DA REDAÇÃO com A GAZETA – O ministro do Supremo Tribunal Federal (STF), Cristiano Zanin, concedeu prazo de 15 dias para que o lobista Andreson de Oliveira Gonçalves, apontado como um dos principais alvos da Operação Sisamnes, apresente defesa prévia à denúncia oferecida pela Procuradoria-Geral da República (PGR). A decisão também alcança sua esposa, Mirian Ribeiro Gonçalves, e outros sete denunciados.
O grupo é acusado de integrar uma organização criminosa voltada à suposta compra e venda de decisões judiciais, além de responder por crimes como corrupção ativa e passiva, lavagem de dinheiro e exploração de prestígio. Na mesma decisão, Zanin manteve as medidas cautelares impostas aos investigados e autorizou a prorrogação das investigações por mais 60 dias.

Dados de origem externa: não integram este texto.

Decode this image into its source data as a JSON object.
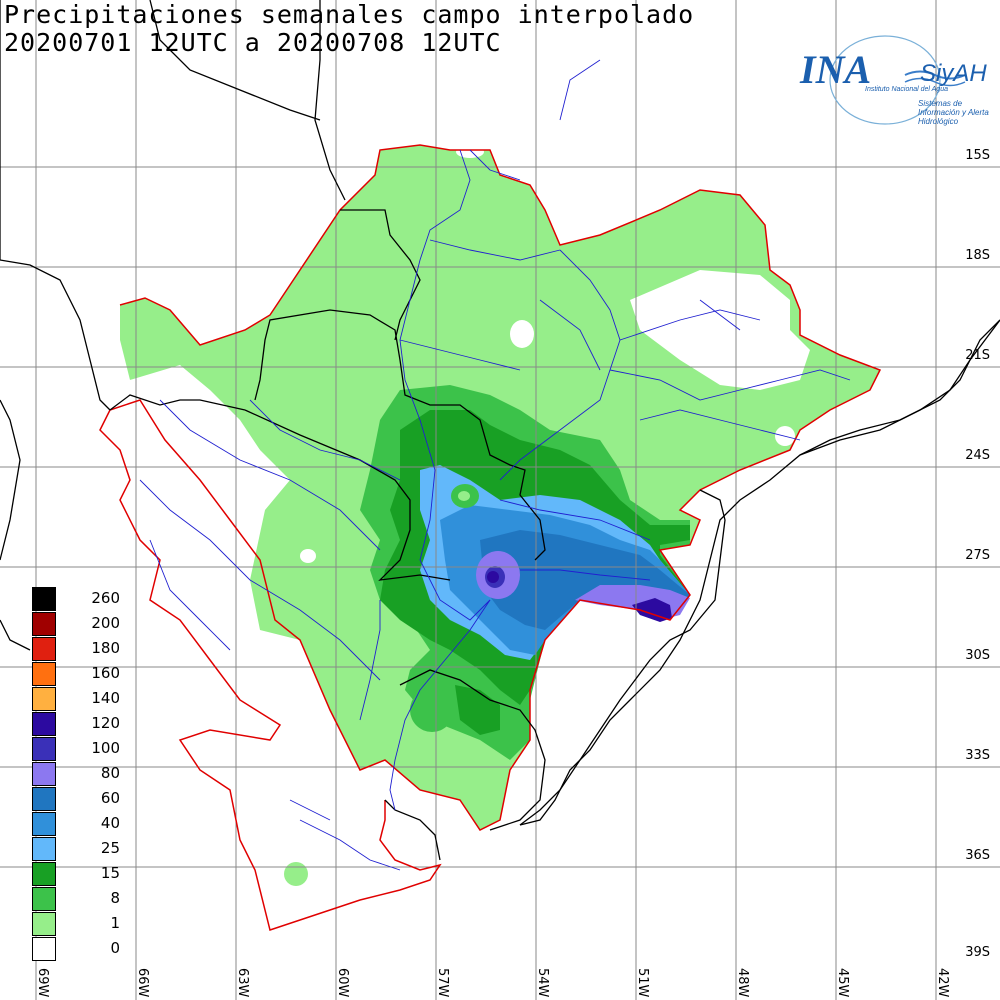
{
  "title": {
    "line1": "Precipitaciones semanales campo interpolado",
    "line2": "20200701 12UTC a 20200708 12UTC"
  },
  "logo": {
    "name": "INA",
    "product": "SiyAH",
    "institution": "Instituto Nacional del Agua",
    "subtitle": "Sistemas de Información y Alerta Hidrológico"
  },
  "axes": {
    "latitudes": [
      "15S",
      "18S",
      "21S",
      "24S",
      "27S",
      "30S",
      "33S",
      "36S",
      "39S"
    ],
    "longitudes": [
      "69W",
      "66W",
      "63W",
      "60W",
      "57W",
      "54W",
      "51W",
      "48W",
      "45W",
      "42W"
    ]
  },
  "legend": [
    {
      "value": "260",
      "color": "#000000"
    },
    {
      "value": "200",
      "color": "#a00000"
    },
    {
      "value": "180",
      "color": "#e02010"
    },
    {
      "value": "160",
      "color": "#ff7010"
    },
    {
      "value": "140",
      "color": "#ffb040"
    },
    {
      "value": "120",
      "color": "#2c0aa0"
    },
    {
      "value": "100",
      "color": "#3a30b8"
    },
    {
      "value": "80",
      "color": "#8c78f0"
    },
    {
      "value": "60",
      "color": "#2076c0"
    },
    {
      "value": "40",
      "color": "#3090da"
    },
    {
      "value": "25",
      "color": "#62b8fa"
    },
    {
      "value": "15",
      "color": "#18a024"
    },
    {
      "value": "8",
      "color": "#3cc24a"
    },
    {
      "value": "1",
      "color": "#96ee8a"
    },
    {
      "value": "0",
      "color": "#ffffff"
    }
  ]
}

Segundo o ministro, ainda existem diligências em andamento e a apuração permanece aberta devido à possível participação de autoridades com foro privilegiado, além da necessidade de aprofundar a identificação de vínculos e responsabilidades dentro do esquema investigado.
A denúncia da PGR aponta que Andreson liderava uma estrutura criminosa dividida em núcleos responsáveis pela captação de interessados em decisões judiciais, obtenção de informações sigilosas e movimentação financeira destinada a ocultar recursos de origem ilícita. Conforme as investigações, ele atuaria como intermediário entre advogados e assessores ligados a magistrados do Superior Tribunal de Justiça e do Tribunal de Justiça de Mato Grosso.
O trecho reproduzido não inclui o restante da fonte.